Minuscule

Petits mondes : une visite chez les Lilliputiens ? Cette exposition rend compte d’un genre en vogue au début du XVIIe siècle : des peintures miniatures représentant des scènes à observer à la loupe. Bienvenue dans un univers riquiqui, mais esthétiquement costaud.

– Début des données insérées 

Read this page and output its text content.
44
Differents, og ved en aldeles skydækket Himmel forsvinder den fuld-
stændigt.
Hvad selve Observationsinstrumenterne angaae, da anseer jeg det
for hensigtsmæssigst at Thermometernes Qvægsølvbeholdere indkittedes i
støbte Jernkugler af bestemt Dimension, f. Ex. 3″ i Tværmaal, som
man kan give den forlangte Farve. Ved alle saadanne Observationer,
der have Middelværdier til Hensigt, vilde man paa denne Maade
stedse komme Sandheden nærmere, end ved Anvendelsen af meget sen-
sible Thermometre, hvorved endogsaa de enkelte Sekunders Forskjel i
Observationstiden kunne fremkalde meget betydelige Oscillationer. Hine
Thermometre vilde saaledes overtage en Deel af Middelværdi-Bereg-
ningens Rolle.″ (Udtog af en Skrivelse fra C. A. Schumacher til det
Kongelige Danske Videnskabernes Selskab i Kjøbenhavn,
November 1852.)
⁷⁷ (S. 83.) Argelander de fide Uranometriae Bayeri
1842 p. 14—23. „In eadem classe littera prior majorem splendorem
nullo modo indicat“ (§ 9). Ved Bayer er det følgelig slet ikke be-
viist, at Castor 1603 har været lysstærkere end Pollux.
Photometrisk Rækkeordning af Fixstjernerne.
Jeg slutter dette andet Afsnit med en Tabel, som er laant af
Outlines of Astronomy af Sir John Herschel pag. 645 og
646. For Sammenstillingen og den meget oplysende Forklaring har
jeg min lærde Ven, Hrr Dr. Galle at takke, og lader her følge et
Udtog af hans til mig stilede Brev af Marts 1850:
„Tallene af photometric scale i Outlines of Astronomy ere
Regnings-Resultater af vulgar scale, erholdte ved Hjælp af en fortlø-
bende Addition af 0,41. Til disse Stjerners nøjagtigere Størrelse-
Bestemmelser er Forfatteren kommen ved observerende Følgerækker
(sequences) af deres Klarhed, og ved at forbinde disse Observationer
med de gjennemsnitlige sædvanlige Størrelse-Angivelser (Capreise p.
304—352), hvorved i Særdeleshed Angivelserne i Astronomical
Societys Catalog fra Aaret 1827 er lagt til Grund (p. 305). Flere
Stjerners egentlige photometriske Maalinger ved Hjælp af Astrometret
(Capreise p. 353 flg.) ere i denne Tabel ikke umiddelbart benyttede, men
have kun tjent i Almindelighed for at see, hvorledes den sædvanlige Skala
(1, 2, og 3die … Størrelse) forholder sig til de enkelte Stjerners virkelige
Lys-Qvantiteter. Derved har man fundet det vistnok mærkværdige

Petit, petit, petit, tout est mini dans cette exposition rassemblant une quarantaine de miniatures conservées au Cabinet des Estampes et des Dessins. Sous Hans Haug, directeur des Musées strasbourgeois de 1946 à 1963, ces minuscules œuvres faisant parfois 4 cm de diamètre, réalisées sur parchemin, se retrouvent aujourd’hui aux cimaises du Musée de l’Œuvre Notre-Dame, au même titre que les fragiles natures mortes de Sebastian Stoskopff. Celui-ci fut, tout comme Johann Wilhelm Baur, l’élève de Friedrich Brentel, maître resté dans l’ombre (pour l’instant) de ceux qu’il a instruit. Brentel est considéré comme « le chef de file de la peinture en miniature à Strasbourg », affirme Florian Siffer, attaché de conservation au Cabinet des Estampes. Ce « leader charismatique des arts graphiques » est « le centre de gravité » d’une école de la miniature strasbourgeoise. Attirant de nombreux disciples venant de tout l’Empire germanique en son atelier, il théorisa le genre avec un traité sorti en 1642. À cette période, les miniatures, descendants de l’enluminure médiévale, ont le vent en poupe, permettant à leurs propriétaires de les transporter ou de les accumuler en des cabinets de curiosités, eux-mêmes des microcosmes, condensés des choses du monde artistique ou scientifique.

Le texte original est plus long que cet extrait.